Esta obra en eso profundiza y lo lleva un paso más allá. El costo de la producción fue de 150 millones de USD, los que en gran parte se explican por una decisión artística del director: crear los sets en realidad y tratar de usar lo menos posible la pantalla verde y el CGI. Es indudable que una cinta que captura escenarios reales tan magníficos como los aquí presentados, a través del ojo de un genio como el cinematógrafo acá referido, es una con un poder visual enorme. Más aún, y como lo decía el propio Ford en la entrevista ya mencionada: actuar en un espacio real es muy diferente a hacerlo frente a una pantalla verde. En la tarima de Google, el afamado actor lo explicaba con la maestría que contiene la sencillez: «acá reacciono naturalmente a las personas en la primera fila, a ti, a las de la última fila.» No sería igual con una pantalla, claramente.
Un compromiso, indudablemente, de hacer una gran película se siente en cada parte del metraje. Y «Blade Runner 2049» lo es. Es una carta de amor a la original, como lo mencionó Villanueve en varios espacios de conversación; pero bajo la estética de un director fascinante de nuestro tiempo que tuvo total libertad para expresarse. Hay ciertas casualidades en el guion que han molestado a algunos críticos; pero puede ser visto lo anterior como una falta de suspensión de la incredulidad.
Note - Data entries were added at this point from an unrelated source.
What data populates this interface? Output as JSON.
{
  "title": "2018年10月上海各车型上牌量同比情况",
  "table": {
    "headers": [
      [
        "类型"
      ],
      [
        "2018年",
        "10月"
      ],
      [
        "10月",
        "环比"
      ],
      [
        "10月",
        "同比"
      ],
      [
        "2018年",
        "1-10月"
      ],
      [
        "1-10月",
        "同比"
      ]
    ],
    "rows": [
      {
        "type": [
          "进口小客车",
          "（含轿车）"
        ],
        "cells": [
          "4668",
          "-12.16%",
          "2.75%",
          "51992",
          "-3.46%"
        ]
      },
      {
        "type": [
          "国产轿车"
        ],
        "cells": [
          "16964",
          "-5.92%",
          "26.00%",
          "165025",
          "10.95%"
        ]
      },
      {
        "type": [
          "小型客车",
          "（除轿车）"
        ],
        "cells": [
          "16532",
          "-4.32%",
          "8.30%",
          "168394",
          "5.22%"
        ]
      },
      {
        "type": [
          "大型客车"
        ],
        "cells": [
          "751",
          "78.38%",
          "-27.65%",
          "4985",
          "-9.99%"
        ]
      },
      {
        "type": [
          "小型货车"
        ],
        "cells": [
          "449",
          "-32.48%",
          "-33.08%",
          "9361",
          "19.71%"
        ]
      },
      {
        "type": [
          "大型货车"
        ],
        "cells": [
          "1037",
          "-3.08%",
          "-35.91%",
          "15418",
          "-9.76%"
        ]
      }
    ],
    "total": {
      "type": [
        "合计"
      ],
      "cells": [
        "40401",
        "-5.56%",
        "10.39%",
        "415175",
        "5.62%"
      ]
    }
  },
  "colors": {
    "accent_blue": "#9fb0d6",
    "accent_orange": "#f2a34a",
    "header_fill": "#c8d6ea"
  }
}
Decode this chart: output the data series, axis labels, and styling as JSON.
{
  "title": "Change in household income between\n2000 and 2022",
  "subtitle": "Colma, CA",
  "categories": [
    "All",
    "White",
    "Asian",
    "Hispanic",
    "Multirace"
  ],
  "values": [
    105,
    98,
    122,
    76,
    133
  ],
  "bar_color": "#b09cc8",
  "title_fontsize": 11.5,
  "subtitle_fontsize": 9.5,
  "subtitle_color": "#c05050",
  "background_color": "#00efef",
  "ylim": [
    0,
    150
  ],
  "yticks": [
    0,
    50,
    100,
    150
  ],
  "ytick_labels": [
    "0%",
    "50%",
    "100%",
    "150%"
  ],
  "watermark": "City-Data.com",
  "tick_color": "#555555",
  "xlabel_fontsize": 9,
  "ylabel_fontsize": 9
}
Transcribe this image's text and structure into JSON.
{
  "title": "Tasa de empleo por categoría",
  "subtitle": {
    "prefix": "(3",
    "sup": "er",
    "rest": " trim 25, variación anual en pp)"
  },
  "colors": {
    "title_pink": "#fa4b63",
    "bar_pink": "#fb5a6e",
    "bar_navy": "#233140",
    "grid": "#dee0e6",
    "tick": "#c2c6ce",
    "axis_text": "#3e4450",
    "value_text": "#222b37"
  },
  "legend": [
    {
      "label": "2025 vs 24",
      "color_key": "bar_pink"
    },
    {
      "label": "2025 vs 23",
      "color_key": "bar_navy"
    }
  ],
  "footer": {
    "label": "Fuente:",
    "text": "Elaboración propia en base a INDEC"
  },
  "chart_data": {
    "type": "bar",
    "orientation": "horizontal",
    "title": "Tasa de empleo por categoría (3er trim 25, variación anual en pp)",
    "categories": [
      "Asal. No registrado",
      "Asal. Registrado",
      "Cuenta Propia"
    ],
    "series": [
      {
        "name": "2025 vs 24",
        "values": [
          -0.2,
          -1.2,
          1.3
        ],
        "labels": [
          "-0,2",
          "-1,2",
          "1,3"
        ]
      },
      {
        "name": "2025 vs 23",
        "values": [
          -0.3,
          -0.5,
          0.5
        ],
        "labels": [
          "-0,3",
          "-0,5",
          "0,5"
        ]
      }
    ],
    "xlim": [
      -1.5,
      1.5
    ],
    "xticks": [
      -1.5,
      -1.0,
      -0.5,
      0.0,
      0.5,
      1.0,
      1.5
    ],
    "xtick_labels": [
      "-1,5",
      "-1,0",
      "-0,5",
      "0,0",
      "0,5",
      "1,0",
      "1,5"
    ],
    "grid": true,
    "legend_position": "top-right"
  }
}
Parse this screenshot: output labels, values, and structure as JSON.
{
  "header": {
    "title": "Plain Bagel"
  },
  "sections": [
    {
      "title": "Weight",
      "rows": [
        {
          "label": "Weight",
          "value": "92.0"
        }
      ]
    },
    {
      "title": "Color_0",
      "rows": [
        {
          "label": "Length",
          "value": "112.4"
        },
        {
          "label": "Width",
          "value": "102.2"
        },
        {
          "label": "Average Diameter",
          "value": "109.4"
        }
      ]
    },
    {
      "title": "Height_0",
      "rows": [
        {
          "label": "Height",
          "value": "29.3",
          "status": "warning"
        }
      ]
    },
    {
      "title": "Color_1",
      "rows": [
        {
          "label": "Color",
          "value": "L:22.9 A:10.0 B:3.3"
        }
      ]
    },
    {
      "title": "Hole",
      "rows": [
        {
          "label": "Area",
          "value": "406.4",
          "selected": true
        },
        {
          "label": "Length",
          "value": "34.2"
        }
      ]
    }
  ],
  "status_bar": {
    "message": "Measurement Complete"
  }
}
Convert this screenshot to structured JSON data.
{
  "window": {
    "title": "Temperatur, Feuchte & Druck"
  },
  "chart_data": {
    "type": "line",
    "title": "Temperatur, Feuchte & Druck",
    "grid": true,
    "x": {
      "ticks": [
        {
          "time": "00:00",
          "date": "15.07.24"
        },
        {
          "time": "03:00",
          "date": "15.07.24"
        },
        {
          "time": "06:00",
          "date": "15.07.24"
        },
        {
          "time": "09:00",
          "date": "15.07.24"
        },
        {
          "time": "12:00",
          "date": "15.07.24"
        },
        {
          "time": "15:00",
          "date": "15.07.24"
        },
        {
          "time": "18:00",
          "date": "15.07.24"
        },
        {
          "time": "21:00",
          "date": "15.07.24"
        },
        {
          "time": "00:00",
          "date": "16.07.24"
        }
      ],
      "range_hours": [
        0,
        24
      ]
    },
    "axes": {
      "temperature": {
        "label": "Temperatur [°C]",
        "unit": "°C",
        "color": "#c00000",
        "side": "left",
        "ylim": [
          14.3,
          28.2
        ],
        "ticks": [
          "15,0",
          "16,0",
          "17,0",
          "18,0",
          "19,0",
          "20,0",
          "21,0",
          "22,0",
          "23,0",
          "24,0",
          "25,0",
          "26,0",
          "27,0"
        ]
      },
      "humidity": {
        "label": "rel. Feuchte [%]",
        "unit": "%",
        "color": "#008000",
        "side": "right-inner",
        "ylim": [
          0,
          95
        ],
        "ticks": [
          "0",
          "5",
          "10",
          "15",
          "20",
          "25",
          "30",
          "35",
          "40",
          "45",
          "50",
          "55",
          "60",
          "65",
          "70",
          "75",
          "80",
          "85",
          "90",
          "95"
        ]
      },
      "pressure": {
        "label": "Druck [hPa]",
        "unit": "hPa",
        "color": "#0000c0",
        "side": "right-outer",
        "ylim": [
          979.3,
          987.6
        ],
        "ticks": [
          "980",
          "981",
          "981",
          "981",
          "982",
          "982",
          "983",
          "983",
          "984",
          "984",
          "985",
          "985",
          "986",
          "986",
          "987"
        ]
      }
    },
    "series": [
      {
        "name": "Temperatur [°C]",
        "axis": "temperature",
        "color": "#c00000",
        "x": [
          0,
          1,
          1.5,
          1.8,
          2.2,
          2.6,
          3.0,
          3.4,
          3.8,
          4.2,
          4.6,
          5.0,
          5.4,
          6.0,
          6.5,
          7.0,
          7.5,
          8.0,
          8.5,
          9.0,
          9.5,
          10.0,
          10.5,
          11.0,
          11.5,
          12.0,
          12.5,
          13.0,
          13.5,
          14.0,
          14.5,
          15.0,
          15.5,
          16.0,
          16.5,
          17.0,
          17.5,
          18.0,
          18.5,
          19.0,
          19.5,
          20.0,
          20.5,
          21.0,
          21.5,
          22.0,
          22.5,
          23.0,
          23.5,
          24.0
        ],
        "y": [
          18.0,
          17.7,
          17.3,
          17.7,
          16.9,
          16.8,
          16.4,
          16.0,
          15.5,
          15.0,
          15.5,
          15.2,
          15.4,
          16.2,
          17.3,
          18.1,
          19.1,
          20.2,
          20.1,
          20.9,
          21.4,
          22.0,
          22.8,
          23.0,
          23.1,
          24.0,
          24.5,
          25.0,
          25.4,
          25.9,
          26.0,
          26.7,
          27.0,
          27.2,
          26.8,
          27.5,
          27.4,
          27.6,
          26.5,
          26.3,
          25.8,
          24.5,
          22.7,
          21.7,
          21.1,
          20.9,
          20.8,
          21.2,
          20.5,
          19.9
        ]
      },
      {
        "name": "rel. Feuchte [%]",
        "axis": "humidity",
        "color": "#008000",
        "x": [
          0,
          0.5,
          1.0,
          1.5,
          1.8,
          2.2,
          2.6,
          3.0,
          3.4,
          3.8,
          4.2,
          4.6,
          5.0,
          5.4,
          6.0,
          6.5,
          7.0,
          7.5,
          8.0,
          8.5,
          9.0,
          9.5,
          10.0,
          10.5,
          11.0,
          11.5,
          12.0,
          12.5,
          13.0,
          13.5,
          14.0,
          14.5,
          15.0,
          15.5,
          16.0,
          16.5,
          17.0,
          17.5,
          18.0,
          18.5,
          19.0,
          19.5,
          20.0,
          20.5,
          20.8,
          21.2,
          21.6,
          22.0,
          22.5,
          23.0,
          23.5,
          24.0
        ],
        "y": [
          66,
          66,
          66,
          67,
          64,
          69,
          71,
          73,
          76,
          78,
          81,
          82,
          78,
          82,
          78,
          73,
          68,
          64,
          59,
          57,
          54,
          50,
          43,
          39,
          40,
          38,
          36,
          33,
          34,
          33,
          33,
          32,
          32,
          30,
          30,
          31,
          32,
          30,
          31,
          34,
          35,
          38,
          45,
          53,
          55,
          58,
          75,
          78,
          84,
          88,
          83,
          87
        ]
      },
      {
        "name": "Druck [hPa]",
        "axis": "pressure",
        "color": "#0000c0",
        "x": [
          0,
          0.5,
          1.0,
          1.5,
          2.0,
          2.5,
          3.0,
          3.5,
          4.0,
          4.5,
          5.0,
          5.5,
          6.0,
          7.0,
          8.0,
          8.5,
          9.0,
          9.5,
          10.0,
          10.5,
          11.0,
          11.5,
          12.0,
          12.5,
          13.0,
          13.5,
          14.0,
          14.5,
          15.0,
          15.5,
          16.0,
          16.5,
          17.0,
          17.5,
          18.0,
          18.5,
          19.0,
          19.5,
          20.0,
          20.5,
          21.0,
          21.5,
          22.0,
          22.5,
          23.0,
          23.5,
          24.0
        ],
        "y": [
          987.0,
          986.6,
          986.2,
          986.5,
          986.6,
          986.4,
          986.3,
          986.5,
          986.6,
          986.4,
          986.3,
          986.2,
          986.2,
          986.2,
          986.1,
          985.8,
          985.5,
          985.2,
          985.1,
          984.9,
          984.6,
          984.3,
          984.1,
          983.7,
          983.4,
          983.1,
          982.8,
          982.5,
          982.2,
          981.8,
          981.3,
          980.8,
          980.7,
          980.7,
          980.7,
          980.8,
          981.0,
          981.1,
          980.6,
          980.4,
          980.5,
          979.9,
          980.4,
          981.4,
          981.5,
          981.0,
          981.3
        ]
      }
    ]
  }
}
Se mencionó ya esto en éstas mismas páginas, cuando se propuso disfrutar del cine como si de un universo paralelo se tratara, y el subjetivismo que domina la crítica moderna, pidiendo hacer la película que los analistas quisieran ver y dejando de lado en sus escritos la hecha por el cineasta.
Pero sobre todo lo acá mencionado, «Blade Runner 2049» es, al igual que «Blade Runner», una historia de amor. Una que desafía nuestras creencias y más primarias concepciones. Es posible encontrar por la red relatos que nos dejan ver que hace siglos era impensable una relación de amor entre un ser humano y un animal. Hoy, esta generación considera a sus mascotas como miembros de su familia, considerándolos a ellos como sus hijos y hermanos. No es extraño escuchar suspiros anticipando la tragedia, en salas de cine alrededor del mundo, momentos previos a que el personaje de Sylvia Hoeks asesine a Joi, el personaje que ha catapultado mundialmente a Ana de Armas.
Joi es un holograma, un programa de computadora; pero uno que ama a K y a quien él ama, como si de dos seres vivos se tratara. Las lágrimas de aquel sobreviviendo a la tragedia son dicientes y poderosas. El sentimiento se traslapa a Deckard y Rachel. ¿Puede entonces, un robot amar a otro, o un humano amar a un robot? Está postulado en un artículo en este mismo espacio que el amor es el sentimiento más poderoso del universo y, en verdad, uno que todo logra superar. Y pocas obras muestran con tal contundencia y de una forma tan bella precisamente eso, esa fuerza incontenible, como lo hace «Blade Runner 2049». Difícil encontrar mejores razones que justifiquen tanto el ir al cine.